Furness regarded Patrick for a moment before continuing: “You’re a bomber guy, sir.” Patrick had no response. “I remember hearing a little about you, back when I flew tankers and later when I got into the RF-111s. You know how bombers used to fly — low, fast, and alone, mostly with gravity nukes or SRAMs. Well, it’s not done that way anymore. We fly as packages. We go in high, or low, or slow, or fast, depending on the threat and the weapon we employ.
“But we don’t train that way. We still train like you and I did years ago — alone against the threats, the area defenses, and the target. Instead of having a cruise missile or stealth bomber take out the threats from standoff range followed by Bones with fighter cover, we drive a couple of Bones through a gauntlet of fighters and SAMs. It’s unrealistic. We’d never do that in the real world. But that’s the way we train because it’s cheap and it’s easy.

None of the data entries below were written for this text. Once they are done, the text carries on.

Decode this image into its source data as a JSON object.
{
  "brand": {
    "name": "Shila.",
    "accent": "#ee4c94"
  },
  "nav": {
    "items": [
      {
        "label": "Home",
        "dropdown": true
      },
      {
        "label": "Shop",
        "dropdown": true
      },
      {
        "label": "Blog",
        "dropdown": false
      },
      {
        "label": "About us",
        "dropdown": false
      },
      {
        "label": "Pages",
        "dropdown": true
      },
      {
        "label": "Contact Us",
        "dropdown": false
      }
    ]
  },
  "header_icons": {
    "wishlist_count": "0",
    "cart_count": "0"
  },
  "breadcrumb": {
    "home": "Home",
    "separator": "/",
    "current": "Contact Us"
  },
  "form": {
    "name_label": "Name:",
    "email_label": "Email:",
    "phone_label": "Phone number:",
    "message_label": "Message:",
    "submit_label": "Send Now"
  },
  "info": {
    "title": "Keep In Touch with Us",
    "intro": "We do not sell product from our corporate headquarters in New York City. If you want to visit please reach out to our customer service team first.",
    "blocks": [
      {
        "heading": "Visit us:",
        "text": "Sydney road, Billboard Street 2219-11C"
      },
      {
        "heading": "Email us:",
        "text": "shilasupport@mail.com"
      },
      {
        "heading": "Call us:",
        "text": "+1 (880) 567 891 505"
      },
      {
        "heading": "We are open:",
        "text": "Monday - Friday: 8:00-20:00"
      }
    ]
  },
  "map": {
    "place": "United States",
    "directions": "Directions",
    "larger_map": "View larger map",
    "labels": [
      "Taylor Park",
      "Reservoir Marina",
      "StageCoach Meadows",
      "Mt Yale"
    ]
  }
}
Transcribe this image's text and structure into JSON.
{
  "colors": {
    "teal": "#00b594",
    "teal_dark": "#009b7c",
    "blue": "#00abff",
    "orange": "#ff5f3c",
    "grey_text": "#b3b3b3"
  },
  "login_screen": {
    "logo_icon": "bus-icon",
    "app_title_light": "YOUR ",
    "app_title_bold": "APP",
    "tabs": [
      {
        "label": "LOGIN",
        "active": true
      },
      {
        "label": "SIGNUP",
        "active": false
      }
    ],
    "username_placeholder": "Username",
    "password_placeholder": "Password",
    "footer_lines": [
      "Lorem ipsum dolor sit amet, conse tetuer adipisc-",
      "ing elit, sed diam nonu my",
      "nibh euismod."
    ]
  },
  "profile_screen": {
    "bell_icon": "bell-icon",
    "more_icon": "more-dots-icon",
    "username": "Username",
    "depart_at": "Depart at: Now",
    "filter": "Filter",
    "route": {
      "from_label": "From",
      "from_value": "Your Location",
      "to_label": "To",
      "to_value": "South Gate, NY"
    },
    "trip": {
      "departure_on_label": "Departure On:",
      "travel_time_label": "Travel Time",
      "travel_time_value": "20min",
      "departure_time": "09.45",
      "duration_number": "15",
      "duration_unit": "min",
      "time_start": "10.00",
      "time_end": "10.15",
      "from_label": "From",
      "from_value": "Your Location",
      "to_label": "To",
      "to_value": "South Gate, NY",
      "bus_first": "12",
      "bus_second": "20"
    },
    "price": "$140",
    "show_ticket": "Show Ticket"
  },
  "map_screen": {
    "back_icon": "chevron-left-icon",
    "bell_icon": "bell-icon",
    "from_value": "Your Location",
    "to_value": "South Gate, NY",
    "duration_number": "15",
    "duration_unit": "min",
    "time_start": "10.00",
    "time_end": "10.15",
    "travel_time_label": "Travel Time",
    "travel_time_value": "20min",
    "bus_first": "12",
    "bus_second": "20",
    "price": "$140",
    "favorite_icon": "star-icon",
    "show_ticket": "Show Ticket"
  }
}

“Our job is to destroy the target, no matter what the threat,” Furness went on. “That means pushing ourselves and our machines to the limit. The Bone has the payload of a BUFF but the speed and agility of a Strike Eagle. We’ve got the horses, so we’re going to use them.”
“Well, what do you think about Bones going in alone?” Patrick asked. “Are they capable? Or do they need a package to do the mission?”
“Of course we’re capable,” Rebecca replied hotly. “When you flew BUFFs, you flew against every threat in the book without any support. True, in the SIOP missions, you expected to go in long after the initial ICBM laydown, so most of the threats would be taken down for you. But if that’s true, why did BUFFs and Bones and Aardvarks and even B-2 stealth bombers start going low? Why did we start training in ranges with fighters and SAMs and triple-A?